Review
Back in the 1960s, there was a popular poster in head shops and hippie boutiques that featured Beat poet Allen Ginsberg wearing a sign that said, "Pot is fun." The stoner comedy "Pineapple Express" seeks mightily to prove Ginsberg right, sending its addled protagonists on a trail of fitfully hilarious misadventures that give new meaning to the term "high jinks."
Seth Rogen, who co-wrote the movie, plays loser Dale Denton, a process-server with a girlfriend who's still in high school and a lifestyle that revolves around two things: getting wasted and staying wasted. When Dale witnesses a brutal crime, he runs straight to his dealer, Saul (James Franco), and soon the two are on the lam from corrupt police, a coldblooded drug kingpin and members of a ruthless Asian gang.
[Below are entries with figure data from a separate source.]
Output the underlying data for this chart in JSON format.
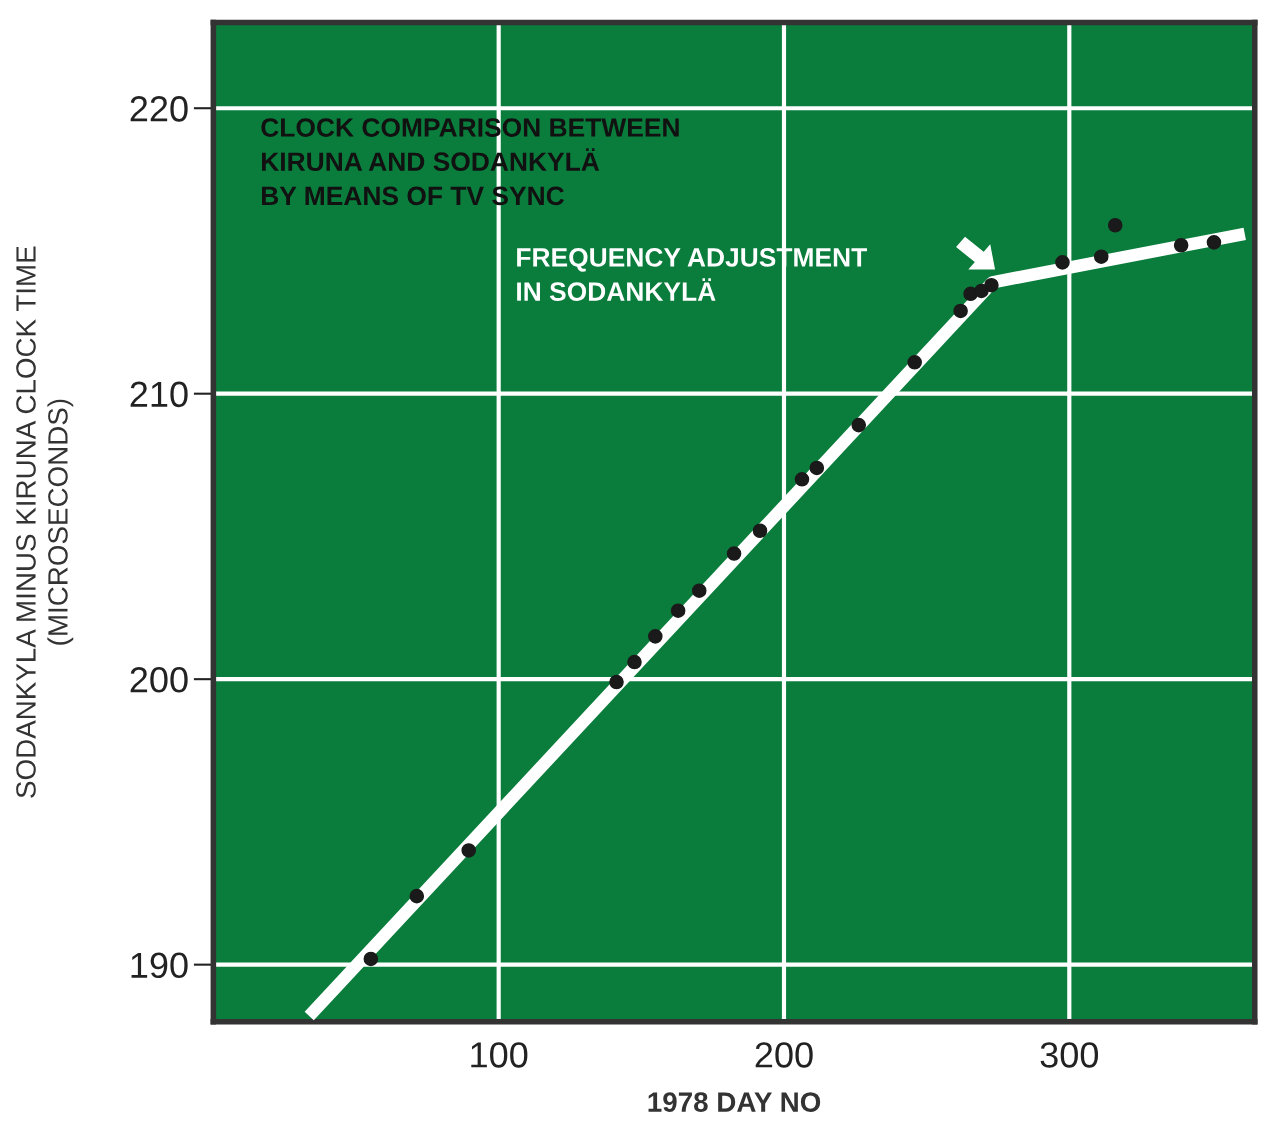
{
  "chart_data": {
    "type": "scatter",
    "xlabel": "1978 DAY NO",
    "ylabel": "SODANKYLA MINUS KIRUNA CLOCK TIME\n(MICROSECONDS)",
    "xlim": [
      0,
      365
    ],
    "ylim": [
      188,
      223
    ],
    "xticks": [
      100,
      200,
      300
    ],
    "yticks": [
      190,
      200,
      210,
      220
    ],
    "grid": true,
    "series": [
      {
        "marker": "circle",
        "color": "#1a1a1a",
        "x": [
          55.2,
          71.3,
          89.5,
          141.3,
          147.6,
          154.9,
          162.9,
          170.3,
          182.5,
          191.6,
          206.3,
          211.5,
          226.2,
          245.8,
          261.9,
          265.4,
          269.2,
          272.7,
          297.6,
          311.2,
          316.1,
          339.2,
          350.7
        ],
        "values": [
          190.2,
          192.4,
          194.0,
          199.9,
          200.6,
          201.5,
          202.4,
          203.1,
          204.4,
          205.2,
          207.0,
          207.4,
          208.9,
          211.1,
          212.9,
          213.5,
          213.6,
          213.8,
          214.6,
          214.8,
          215.9,
          215.2,
          215.3
        ]
      },
      {
        "type": "line",
        "color": "#ffffff",
        "x": [
          33.6,
          273.1,
          361.5
        ],
        "values": [
          188.2,
          213.9,
          215.6
        ]
      }
    ],
    "annotations": [
      "CLOCK COMPARISON BETWEEN\nKIRUNA AND SODANKYLÄ\nBY MEANS OF TV SYNC",
      "FREQUENCY ADJUSTMENT\nIN SODANKYLÄ"
    ]
  }
}
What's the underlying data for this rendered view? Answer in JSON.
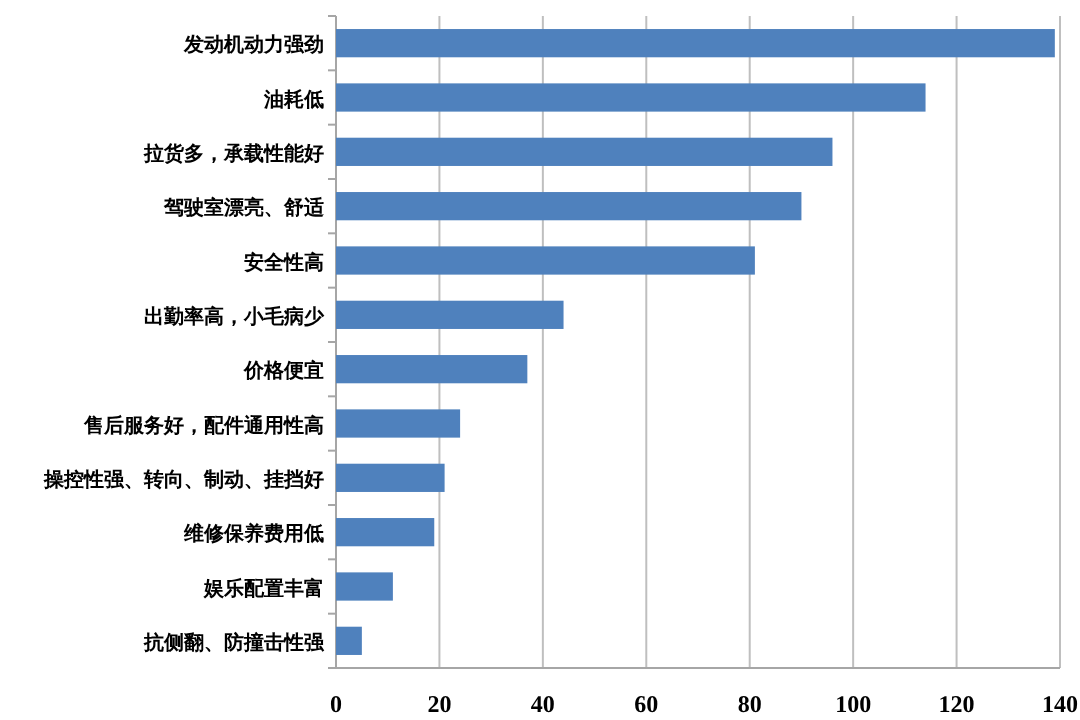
{
  "chart_data": {
    "type": "bar",
    "orientation": "horizontal",
    "categories": [
      "发动机动力强劲",
      "油耗低",
      "拉货多，承载性能好",
      "驾驶室漂亮、舒适",
      "安全性高",
      "出勤率高，小毛病少",
      "价格便宜",
      "售后服务好，配件通用性高",
      "操控性强、转向、制动、挂挡好",
      "维修保养费用低",
      "娱乐配置丰富",
      "抗侧翻、防撞击性强"
    ],
    "values": [
      139,
      114,
      96,
      90,
      81,
      44,
      37,
      24,
      21,
      19,
      11,
      5
    ],
    "color": "#4f81bd",
    "xlim": [
      0,
      140
    ],
    "xticks": [
      0,
      20,
      40,
      60,
      80,
      100,
      120,
      140
    ],
    "grid": "x"
  }
}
Produced by one-man comedy juggernaut Judd Apatow, "Pineapple Express" joins "Up in Smoke" and the "Harold and Kumar" oeuvre in the annals of pot comedy. What's more, it offers a sly argument for decriminalization of a drug that has become as ubiquitous as those ads for "Weeds." Franco, originally of Apatow's TV show "Freaks and Geeks," delivers a funny, sweet, thoroughly disarming performance as a naive Peter Pan of a dealer who might have been invented by Voltaire. Supporting player Danny R. McBride gives as good as he gets in a sidesplitting fight scene.